The problem was whenever I ran neofetch in my home directory, instead of the usual system info and ASCII art, it would print out what looked like the contents of my /etc/bluetooth/main.conf file. I mean, literally pages of Bluetooth config. If I ran neofetch from other directories, it worked fine and showed the expected output.
What I tried:
* Checked $PATH, $HOME, and all the usual suspects for weirdness – everything looked normal.
* Made sure there were no aliases or functions shadowing neofetch.
* Reinstalled neofetch (even though it’s now only in AUR, not official repos).
* Nuked my ~/.config/neofetch directory and let neofetch regenerate it.
* Tried running with --config none and also in a clean environment with env -i.
* Checked file permissions everywhere.
* Compared my environment to a test user, where everything worked fine.
* Even tried different shells and minimal configs.
It only happened in my home directory, and only on my main user.
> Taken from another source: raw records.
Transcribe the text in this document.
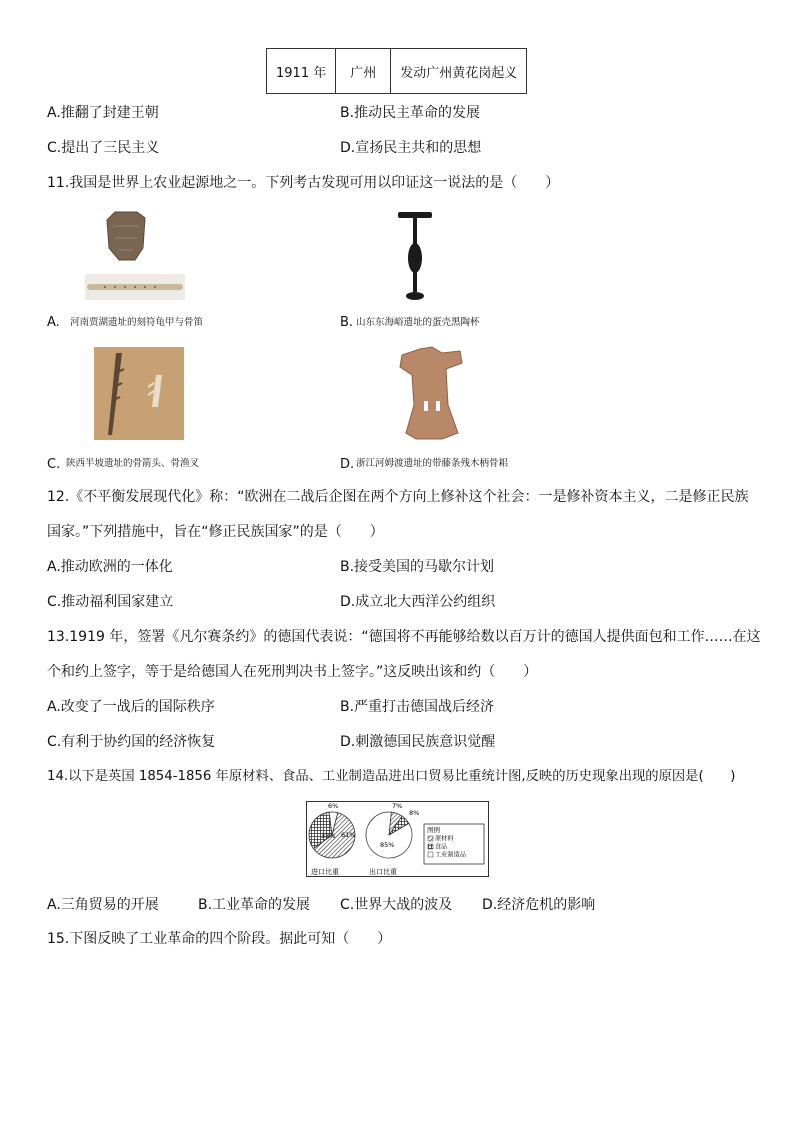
1911 年	广州	发动广州黄花岗起义
A.推翻了封建王朝	B.推动民主革命的发展
C.提出了三民主义	D.宣扬民主共和的思想
11.我国是世界上农业起源地之一。下列考古发现可用以印证这一说法的是（　　）
A. 河南贾湖遗址的刻符龟甲与骨笛	B. 山东东海峪遗址的蛋壳黑陶杯
C. 陕西半坡遗址的骨箭头、骨渔叉	D. 浙江河姆渡遗址的带藤条残木柄骨耜
12.《不平衡发展现代化》称：“欧洲在二战后企图在两个方向上修补这个社会：一是修补资本主义，二是修正民族
国家。”下列措施中，旨在“修正民族国家”的是（　　）
A.推动欧洲的一体化	B.接受美国的马歇尔计划
C.推动福利国家建立	D.成立北大西洋公约组织
13.1919 年，签署《凡尔赛条约》的德国代表说：“德国将不再能够给数以百万计的德国人提供面包和工作……在这
个和约上签字，等于是给德国人在死刑判决书上签字。”这反映出该和约（　　）
A.改变了一战后的国际秩序	B.严重打击德国战后经济
C.有利于协约国的经济恢复	D.刺激德国民族意识觉醒
14.以下是英国 1854-1856 年原材料、食品、工业制造品进出口贸易比重统计图,反映的历史现象出现的原因是(　　)
61%
33%
6%
8%
7%
85%
进口比重	出口比重
图例
原材料
食品
工业制造品
A.三角贸易的开展	B.工业革命的发展 C.世界大战的波及 D.经济危机的影响
15.下图反映了工业革命的四个阶段。据此可知（　　）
Other users, or running neofetch from /tmp or anywhere else, worked as expected.
After way too long, I finally noticed I had a file called auto in my home directory. Turns out, at some point I must have saved a copy of my Bluetooth config as ~/auto (no idea why). Neofetch, depending on its config or maybe some edge-case logic, was picking up this auto file as an ASCII/logo source or similar when run from the directory where it existed.
I deleted the ~/auto file, and boom – neofetch went back to normal in my home directory.
If neofetch is showing you something totally unexpected, check for stray files in your current directory with names like auto, especially if you’ve ever played with custom ASCII/logo/image settings. Sometimes the bug is just a forgotten file with a magic name!
Hope this helps someone else avoid a few hours of head-scratching!